8.5
- Band: ATTO IV
- Durata: 00:23:51
- Disponibile dal: /12/2003
Esordio col botto da parte del quartetto di Varese, guidato dal chitarrista/cantante Valerio Rizzotti, che ci propone quattro tracce di rock/metal progressivo dal sound fresco e moderno. Ennesimo clone senz’anima dei Dream Theater? Grazie a Dio no! I ragazzi optano per il cantato in lingua italiana, tanto in voga nei primi anni ’70, svanito progressivamente assieme al genere stesso a causa dei fenomeni musicali punk e disco music e in seguito a causa dell’esplosione di act internazionali in ambito progressive come Marillion negli anni ’80 e Dream Theater nei ’90, spingendo la maggior parte delle nuove leve italiane ad adottare la lingua inglese nelle parti cantate, facendo perdere il tocco mediterraneo (e unico!) che ci distingueva dalle altre scuole (vi immaginate “Impressioni Di Settembre” cantata in inglese?). L’attacco al fulmicotone di “Amnesia” ci mostra l’indiscutibile tecnica del combo, ma soprattutto essa non maschera la mancanza di idee, ma viene utilizzata come mezzo principe per renderle maggiormente appetibili ai palati più esigenti.

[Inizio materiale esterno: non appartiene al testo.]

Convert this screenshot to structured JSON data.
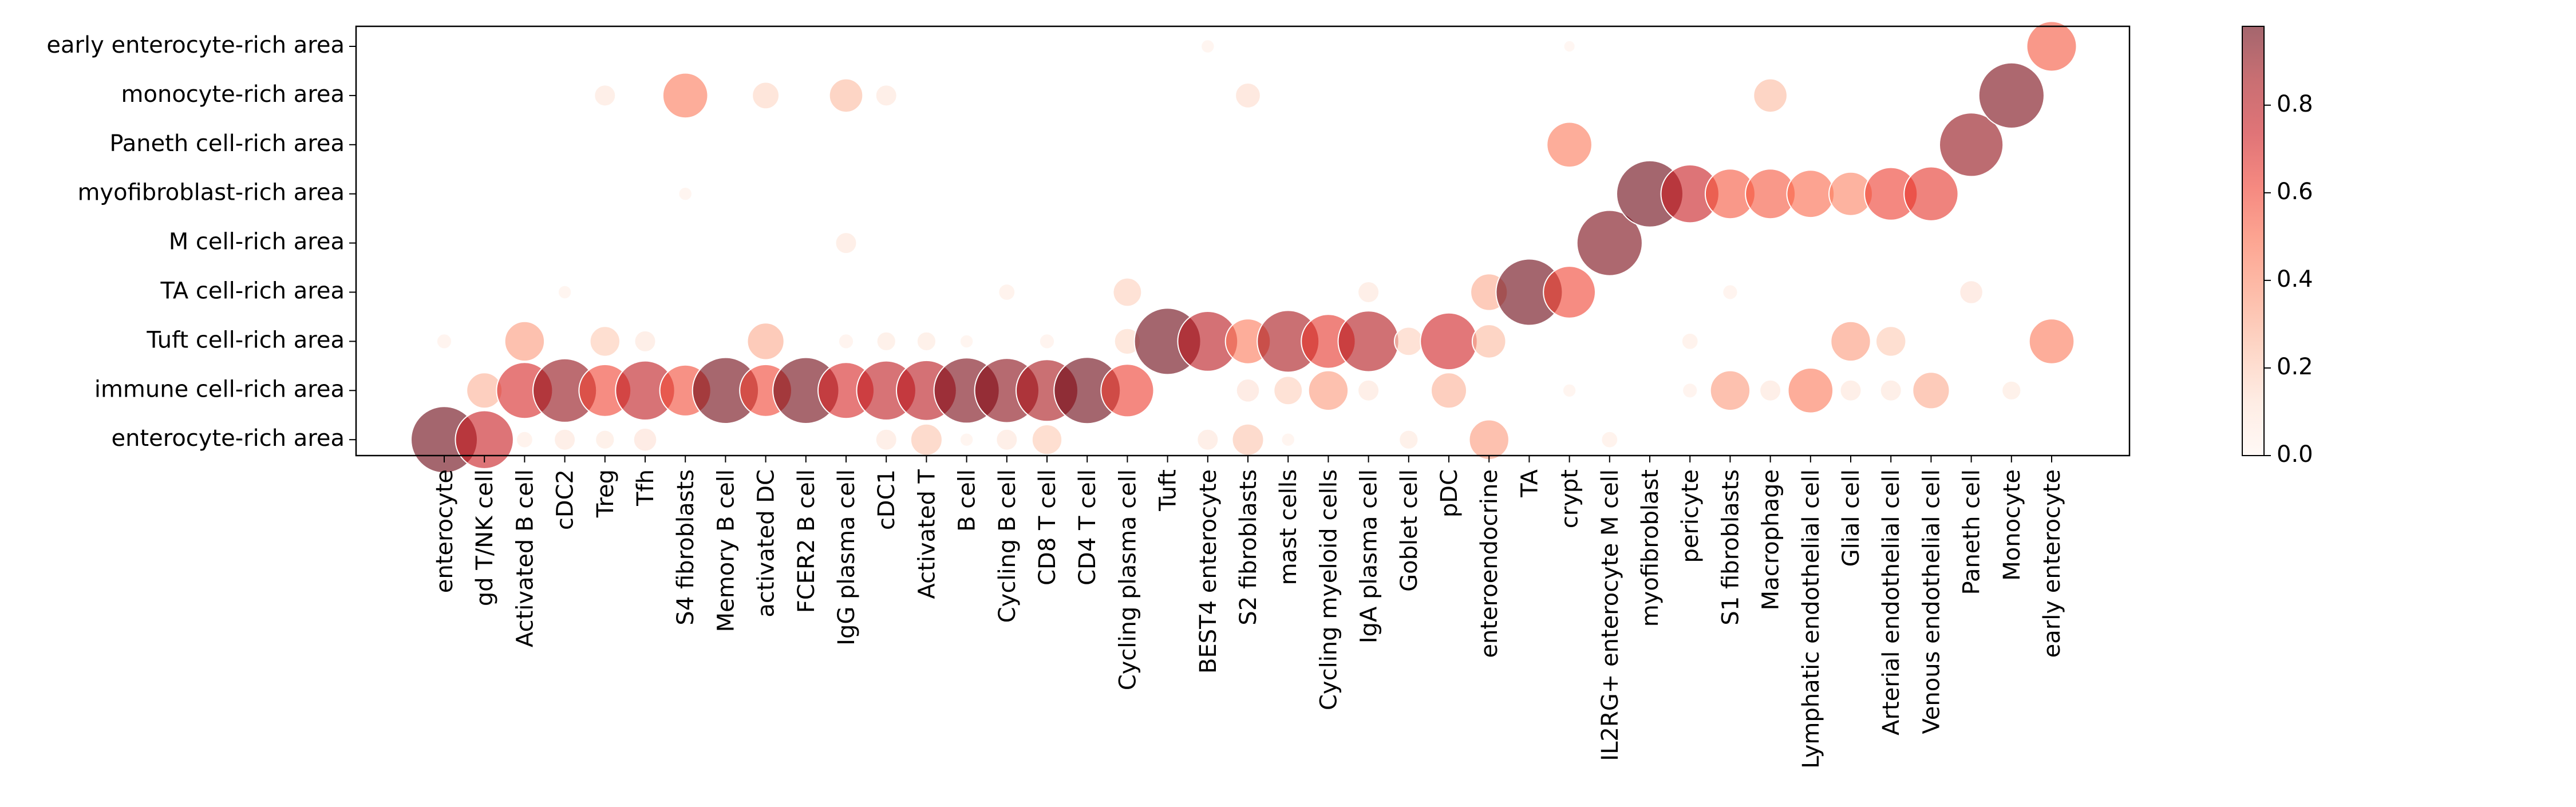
{
  "chart_data": {
    "type": "scatter",
    "subtype": "dot-plot",
    "rows": [
      "early enterocyte-rich area",
      "monocyte-rich area",
      "Paneth cell-rich area",
      "myofibroblast-rich area",
      "M cell-rich area",
      "TA cell-rich area",
      "Tuft cell-rich area",
      "immune cell-rich area",
      "enterocyte-rich area"
    ],
    "columns": [
      "enterocyte",
      "gd T/NK cell",
      "Activated B cell",
      "cDC2",
      "Treg",
      "Tfh",
      "S4 fibroblasts",
      "Memory B cell",
      "activated DC",
      "FCER2 B cell",
      "IgG plasma cell",
      "cDC1",
      "Activated T",
      "B cell",
      "Cycling B cell",
      "CD8 T cell",
      "CD4 T cell",
      "Cycling plasma cell",
      "Tuft",
      "BEST4 enterocyte",
      "S2 fibroblasts",
      "mast cells",
      "Cycling myeloid cells",
      "IgA plasma cell",
      "Goblet cell",
      "pDC",
      "enteroendocrine",
      "TA",
      "crypt",
      "IL2RG+ enterocyte M cell",
      "myofibroblast",
      "pericyte",
      "S1 fibroblasts",
      "Macrophage",
      "Lymphatic endothelial cell",
      "Glial cell",
      "Arterial endothelial cell",
      "Venous endothelial cell",
      "Paneth cell",
      "Monocyte",
      "early enterocyte"
    ],
    "points": [
      {
        "x": "enterocyte",
        "y": "enterocyte-rich area",
        "value": 0.98
      },
      {
        "x": "enterocyte",
        "y": "Tuft cell-rich area",
        "value": 0.05
      },
      {
        "x": "gd T/NK cell",
        "y": "enterocyte-rich area",
        "value": 0.75
      },
      {
        "x": "gd T/NK cell",
        "y": "immune cell-rich area",
        "value": 0.28
      },
      {
        "x": "Activated B cell",
        "y": "immune cell-rich area",
        "value": 0.7
      },
      {
        "x": "Activated B cell",
        "y": "Tuft cell-rich area",
        "value": 0.35
      },
      {
        "x": "Activated B cell",
        "y": "enterocyte-rich area",
        "value": 0.06
      },
      {
        "x": "cDC2",
        "y": "immune cell-rich area",
        "value": 0.9
      },
      {
        "x": "cDC2",
        "y": "enterocyte-rich area",
        "value": 0.1
      },
      {
        "x": "cDC2",
        "y": "TA cell-rich area",
        "value": 0.04
      },
      {
        "x": "Treg",
        "y": "immune cell-rich area",
        "value": 0.6
      },
      {
        "x": "Treg",
        "y": "Tuft cell-rich area",
        "value": 0.2
      },
      {
        "x": "Treg",
        "y": "monocyte-rich area",
        "value": 0.1
      },
      {
        "x": "Treg",
        "y": "enterocyte-rich area",
        "value": 0.08
      },
      {
        "x": "Tfh",
        "y": "immune cell-rich area",
        "value": 0.78
      },
      {
        "x": "Tfh",
        "y": "Tuft cell-rich area",
        "value": 0.1
      },
      {
        "x": "Tfh",
        "y": "enterocyte-rich area",
        "value": 0.12
      },
      {
        "x": "S4 fibroblasts",
        "y": "immune cell-rich area",
        "value": 0.58
      },
      {
        "x": "S4 fibroblasts",
        "y": "monocyte-rich area",
        "value": 0.45
      },
      {
        "x": "S4 fibroblasts",
        "y": "myofibroblast-rich area",
        "value": 0.04
      },
      {
        "x": "Memory B cell",
        "y": "immune cell-rich area",
        "value": 0.97
      },
      {
        "x": "activated DC",
        "y": "immune cell-rich area",
        "value": 0.6
      },
      {
        "x": "activated DC",
        "y": "Tuft cell-rich area",
        "value": 0.3
      },
      {
        "x": "activated DC",
        "y": "monocyte-rich area",
        "value": 0.16
      },
      {
        "x": "FCER2 B cell",
        "y": "immune cell-rich area",
        "value": 0.97
      },
      {
        "x": "IgG plasma cell",
        "y": "immune cell-rich area",
        "value": 0.7
      },
      {
        "x": "IgG plasma cell",
        "y": "monocyte-rich area",
        "value": 0.25
      },
      {
        "x": "IgG plasma cell",
        "y": "M cell-rich area",
        "value": 0.1
      },
      {
        "x": "IgG plasma cell",
        "y": "Tuft cell-rich area",
        "value": 0.05
      },
      {
        "x": "cDC1",
        "y": "immune cell-rich area",
        "value": 0.78
      },
      {
        "x": "cDC1",
        "y": "monocyte-rich area",
        "value": 0.1
      },
      {
        "x": "cDC1",
        "y": "Tuft cell-rich area",
        "value": 0.08
      },
      {
        "x": "cDC1",
        "y": "enterocyte-rich area",
        "value": 0.1
      },
      {
        "x": "Activated T",
        "y": "immune cell-rich area",
        "value": 0.8
      },
      {
        "x": "Activated T",
        "y": "enterocyte-rich area",
        "value": 0.22
      },
      {
        "x": "Activated T",
        "y": "Tuft cell-rich area",
        "value": 0.08
      },
      {
        "x": "B cell",
        "y": "immune cell-rich area",
        "value": 0.95
      },
      {
        "x": "B cell",
        "y": "Tuft cell-rich area",
        "value": 0.04
      },
      {
        "x": "B cell",
        "y": "enterocyte-rich area",
        "value": 0.04
      },
      {
        "x": "Cycling B cell",
        "y": "immune cell-rich area",
        "value": 0.92
      },
      {
        "x": "Cycling B cell",
        "y": "TA cell-rich area",
        "value": 0.06
      },
      {
        "x": "Cycling B cell",
        "y": "enterocyte-rich area",
        "value": 0.1
      },
      {
        "x": "CD8 T cell",
        "y": "immune cell-rich area",
        "value": 0.85
      },
      {
        "x": "CD8 T cell",
        "y": "enterocyte-rich area",
        "value": 0.2
      },
      {
        "x": "CD8 T cell",
        "y": "Tuft cell-rich area",
        "value": 0.05
      },
      {
        "x": "CD4 T cell",
        "y": "immune cell-rich area",
        "value": 0.98
      },
      {
        "x": "Cycling plasma cell",
        "y": "immune cell-rich area",
        "value": 0.62
      },
      {
        "x": "Cycling plasma cell",
        "y": "TA cell-rich area",
        "value": 0.18
      },
      {
        "x": "Cycling plasma cell",
        "y": "Tuft cell-rich area",
        "value": 0.15
      },
      {
        "x": "Tuft",
        "y": "Tuft cell-rich area",
        "value": 0.98
      },
      {
        "x": "BEST4 enterocyte",
        "y": "Tuft cell-rich area",
        "value": 0.8
      },
      {
        "x": "BEST4 enterocyte",
        "y": "enterocyte-rich area",
        "value": 0.1
      },
      {
        "x": "BEST4 enterocyte",
        "y": "early enterocyte-rich area",
        "value": 0.04
      },
      {
        "x": "S2 fibroblasts",
        "y": "Tuft cell-rich area",
        "value": 0.45
      },
      {
        "x": "S2 fibroblasts",
        "y": "enterocyte-rich area",
        "value": 0.22
      },
      {
        "x": "S2 fibroblasts",
        "y": "monocyte-rich area",
        "value": 0.14
      },
      {
        "x": "S2 fibroblasts",
        "y": "immune cell-rich area",
        "value": 0.12
      },
      {
        "x": "mast cells",
        "y": "Tuft cell-rich area",
        "value": 0.85
      },
      {
        "x": "mast cells",
        "y": "immune cell-rich area",
        "value": 0.18
      },
      {
        "x": "mast cells",
        "y": "enterocyte-rich area",
        "value": 0.04
      },
      {
        "x": "Cycling myeloid cells",
        "y": "Tuft cell-rich area",
        "value": 0.65
      },
      {
        "x": "Cycling myeloid cells",
        "y": "immune cell-rich area",
        "value": 0.35
      },
      {
        "x": "IgA plasma cell",
        "y": "Tuft cell-rich area",
        "value": 0.82
      },
      {
        "x": "IgA plasma cell",
        "y": "TA cell-rich area",
        "value": 0.1
      },
      {
        "x": "IgA plasma cell",
        "y": "immune cell-rich area",
        "value": 0.1
      },
      {
        "x": "Goblet cell",
        "y": "Tuft cell-rich area",
        "value": 0.18
      },
      {
        "x": "Goblet cell",
        "y": "enterocyte-rich area",
        "value": 0.08
      },
      {
        "x": "pDC",
        "y": "Tuft cell-rich area",
        "value": 0.72
      },
      {
        "x": "pDC",
        "y": "immune cell-rich area",
        "value": 0.28
      },
      {
        "x": "enteroendocrine",
        "y": "enterocyte-rich area",
        "value": 0.35
      },
      {
        "x": "enteroendocrine",
        "y": "TA cell-rich area",
        "value": 0.3
      },
      {
        "x": "enteroendocrine",
        "y": "Tuft cell-rich area",
        "value": 0.25
      },
      {
        "x": "TA",
        "y": "TA cell-rich area",
        "value": 0.98
      },
      {
        "x": "crypt",
        "y": "TA cell-rich area",
        "value": 0.6
      },
      {
        "x": "crypt",
        "y": "Paneth cell-rich area",
        "value": 0.45
      },
      {
        "x": "crypt",
        "y": "immune cell-rich area",
        "value": 0.04
      },
      {
        "x": "crypt",
        "y": "early enterocyte-rich area",
        "value": 0.03
      },
      {
        "x": "IL2RG+ enterocyte M cell",
        "y": "M cell-rich area",
        "value": 0.95
      },
      {
        "x": "IL2RG+ enterocyte M cell",
        "y": "enterocyte-rich area",
        "value": 0.06
      },
      {
        "x": "myofibroblast",
        "y": "myofibroblast-rich area",
        "value": 0.98
      },
      {
        "x": "pericyte",
        "y": "myofibroblast-rich area",
        "value": 0.75
      },
      {
        "x": "pericyte",
        "y": "Tuft cell-rich area",
        "value": 0.06
      },
      {
        "x": "pericyte",
        "y": "immune cell-rich area",
        "value": 0.05
      },
      {
        "x": "S1 fibroblasts",
        "y": "myofibroblast-rich area",
        "value": 0.55
      },
      {
        "x": "S1 fibroblasts",
        "y": "immune cell-rich area",
        "value": 0.35
      },
      {
        "x": "S1 fibroblasts",
        "y": "TA cell-rich area",
        "value": 0.05
      },
      {
        "x": "Macrophage",
        "y": "myofibroblast-rich area",
        "value": 0.55
      },
      {
        "x": "Macrophage",
        "y": "monocyte-rich area",
        "value": 0.25
      },
      {
        "x": "Macrophage",
        "y": "immune cell-rich area",
        "value": 0.1
      },
      {
        "x": "Lymphatic endothelial cell",
        "y": "myofibroblast-rich area",
        "value": 0.5
      },
      {
        "x": "Lymphatic endothelial cell",
        "y": "immune cell-rich area",
        "value": 0.45
      },
      {
        "x": "Glial cell",
        "y": "myofibroblast-rich area",
        "value": 0.42
      },
      {
        "x": "Glial cell",
        "y": "Tuft cell-rich area",
        "value": 0.35
      },
      {
        "x": "Glial cell",
        "y": "immune cell-rich area",
        "value": 0.1
      },
      {
        "x": "Arterial endothelial cell",
        "y": "myofibroblast-rich area",
        "value": 0.62
      },
      {
        "x": "Arterial endothelial cell",
        "y": "Tuft cell-rich area",
        "value": 0.2
      },
      {
        "x": "Arterial endothelial cell",
        "y": "immune cell-rich area",
        "value": 0.1
      },
      {
        "x": "Venous endothelial cell",
        "y": "myofibroblast-rich area",
        "value": 0.65
      },
      {
        "x": "Venous endothelial cell",
        "y": "immune cell-rich area",
        "value": 0.3
      },
      {
        "x": "Paneth cell",
        "y": "Paneth cell-rich area",
        "value": 0.9
      },
      {
        "x": "Paneth cell",
        "y": "TA cell-rich area",
        "value": 0.12
      },
      {
        "x": "Monocyte",
        "y": "monocyte-rich area",
        "value": 0.95
      },
      {
        "x": "Monocyte",
        "y": "immune cell-rich area",
        "value": 0.08
      },
      {
        "x": "early enterocyte",
        "y": "early enterocyte-rich area",
        "value": 0.55
      },
      {
        "x": "early enterocyte",
        "y": "Tuft cell-rich area",
        "value": 0.45
      }
    ],
    "colorbar": {
      "min": 0.0,
      "max": 0.98,
      "ticks": [
        "0.0",
        "0.2",
        "0.4",
        "0.6",
        "0.8"
      ],
      "colormap": "Reds",
      "dot_alpha": 0.6,
      "colors": [
        "#fff5f0",
        "#fee0d2",
        "#fcbba1",
        "#fc9272",
        "#fb6a4a",
        "#ef3b2c",
        "#cb181d",
        "#a50f15",
        "#67000d"
      ]
    },
    "title": "",
    "xlabel": "",
    "ylabel": "",
    "grid": false,
    "legend": "colorbar-right"
  }
}
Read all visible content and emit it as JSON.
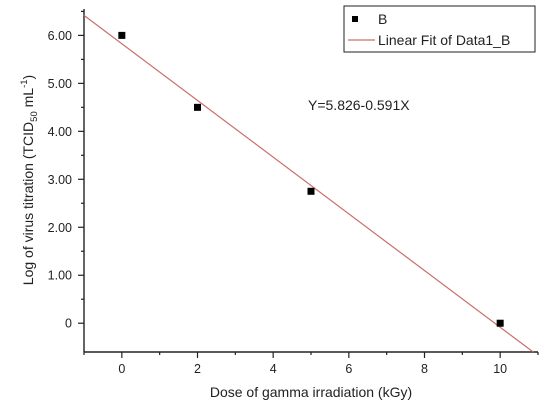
{
  "chart_data": {
    "type": "scatter",
    "xlabel": "Dose of gamma irradiation (kGy)",
    "ylabel": {
      "prefix": "Log of virus titration (TCID",
      "sub": "50",
      "mid": " mL",
      "sup": "-1",
      "suffix": ")"
    },
    "xlim": [
      -1,
      11
    ],
    "ylim": [
      -0.6,
      6.55
    ],
    "x_ticks": [
      0,
      2,
      4,
      6,
      8,
      10
    ],
    "x_tick_labels": [
      "0",
      "2",
      "4",
      "6",
      "8",
      "10"
    ],
    "y_ticks": [
      0,
      1,
      2,
      3,
      4,
      5,
      6
    ],
    "y_tick_labels": [
      "0",
      "1.00",
      "2.00",
      "3.00",
      "4.00",
      "5.00",
      "6.00"
    ],
    "series": [
      {
        "name": "B",
        "marker": "square",
        "color": "#000000",
        "points": [
          {
            "x": 0,
            "y": 6.0
          },
          {
            "x": 2,
            "y": 4.5
          },
          {
            "x": 5,
            "y": 2.75
          },
          {
            "x": 10,
            "y": 0.0
          }
        ]
      }
    ],
    "fit": {
      "name": "Linear Fit of Data1_B",
      "color": "#c8706a",
      "intercept": 5.826,
      "slope": -0.591,
      "equation": "Y=5.826-0.591X"
    },
    "legend_position": "top-right",
    "grid": false
  }
}
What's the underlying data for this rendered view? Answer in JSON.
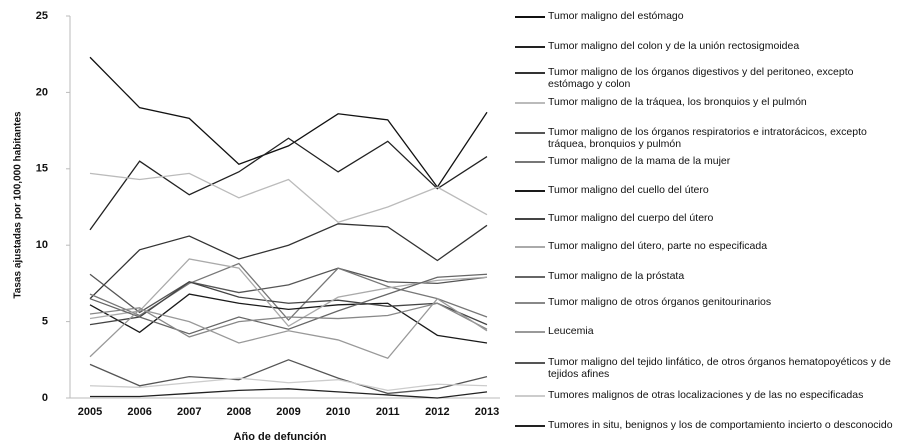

Le parti vocali sono altamente espressive, dato che non vengono utilizzati toni altissimi o eccessivi virtuosismi, ed hanno lo scopo di donare un senso di completezza alla composizione. Un fraseggio di pianoforte introduce “Allucinazioni Temporali”, track graziata da un orecchiabile quanto valido gioco di tom e rullante del drummer Christian Marino, seguito dalla delicata voce di Valerio che dona una vaga impronta pop (quello degli anni ’70 intendo!), per confluire in un finale made in Theater. Ingannevolmente canonica “La Sindrome” che, dopo un inizio leggermente prevedibile, spiazza piacevolmente col dialogo tra parti di voce filtrata ed effetti di tastiera, spezzata da un’accelerazione metal che dona quel poco di grinta in più alla canzone. “L’Incubo” è un meltin’ pot di colori, che parte da un’introduzione “liquida”, spezzata da un riff serrato di chitarra, per poi placarsi in piacevoli atmosfere che riecheggiano i Pink Floyd dell’era di “Dark Side Of The Moon”, accompagnate dal cantato pulito e malinconico che si spegne in un assolo espressivo, per poi terminare su toni più duri. Complimenti vivissimi ai ragazzi per questo lavoro, con la speranza che non si affievoliscano come una meteora, ma che sfornino al più presto un nuovo lavoro magari sotto contratto discografico. Lo meritano, davvero!